The Constitutional Court has been asked to examine whether the ECB's "big bazooka", or Outright Monetary Transaction (OMT), is compatible with the country's Basic Law.

Ever since the ECB unveiled the scheme to buy up the sovereign debt of the euro area's most debt-wracked members last summer, fears of a break-up of the single currency have indeed receded.

Europe's storm-battered financial markets have enjoyed a period of relative calm, without a single OMT ever being carried out.

Nevertheless, like many of the ECB's emergency anti-crisis measures, the OMT has its critics -- both in the pro-euro and anti-euro camps -- who claim it is unconstitutional.

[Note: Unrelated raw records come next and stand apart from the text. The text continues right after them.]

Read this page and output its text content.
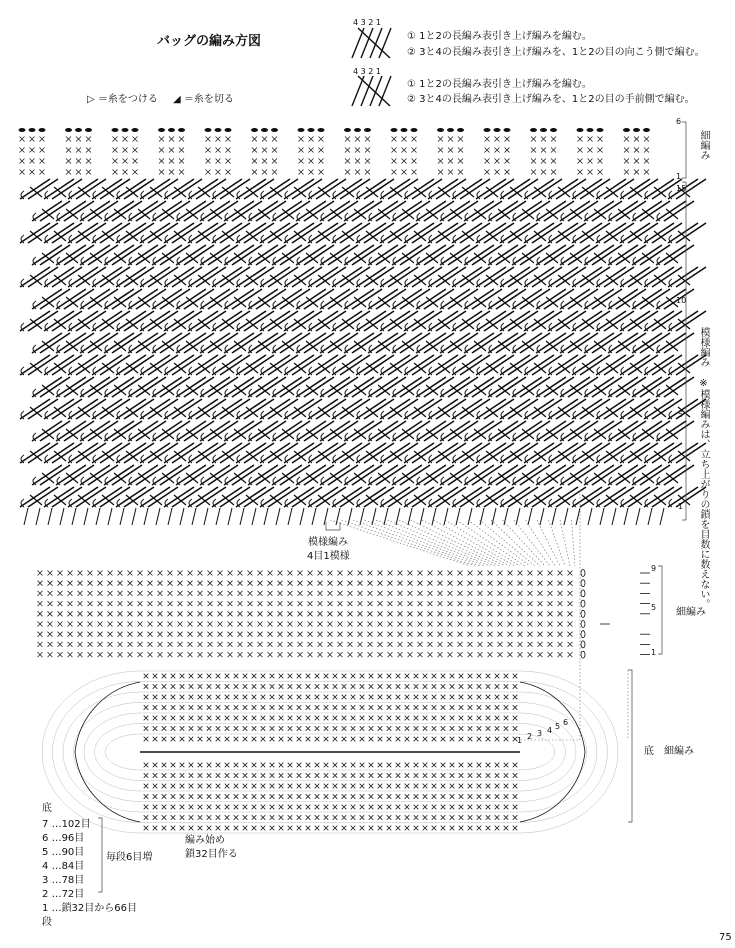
バッグの編み方図
▷ ＝糸をつける ◢ ＝糸を切る
4 3 2 1
① 1と2の長編み表引き上げ編みを編む。
② 3と4の長編み表引き上げ編みを、1と2の目の向こう側で編む。
4 3 2 1
① 1と2の長編み表引き上げ編みを編む。
② 3と4の長編み表引き上げ編みを、1と2の目の手前側で編む。
模様編み
4目1模様
細編み
模様編み
※模様編みは、立ち上がりの鎖を目数に数えない。
6
1
15
10
5
1
細編み
9
5
1
底　細編み
編み始め
鎖32目作る
1 2 3 4 5 6
底
7 …102目
6 …96目
5 …90目
4 …84目
3 …78目
2 …72目
1 …鎖32目から66目
段
毎段6目増
75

And the Karlsruhe-based court -- which already threw out similar objections to the eurozone's bailout mechanisms -- turned its attention to the OMT during a two-day hearing in June, during which both executive board member Joerg Asmussen and Bundesbank President Jens Weidmann took the stand.

Berenberg Bank economist Holger Schmieding said that the possibility that the court could "outlaw the OMT programme, or constrain it in such a way as to render it ineffective ... is the single biggest event risk for the eurozone in the near future."

It would leave the ECB without an effective monetary policy, the expert argued.

But Schmieding suggested the decision to delay the ruling until next year "is largely good news: the later it comes, the more time do eurozone countries have to strengthen the market confidence which they have gradually regained over the course of the year."

A negative verdict in the spring of 2014 would probably have less damaging consequences for financial stability and the economy of the eurozone than it would have had in the summer of 2013, Schmieding suggested.

He said it was not clear whether the timing of the verdict is linked to the fact that Germany currently has only a caretaker government following the general elections in September.

"But the fact that the court takes its time carries some implicit warning: the court does not see this as an easy case," Schmieding said.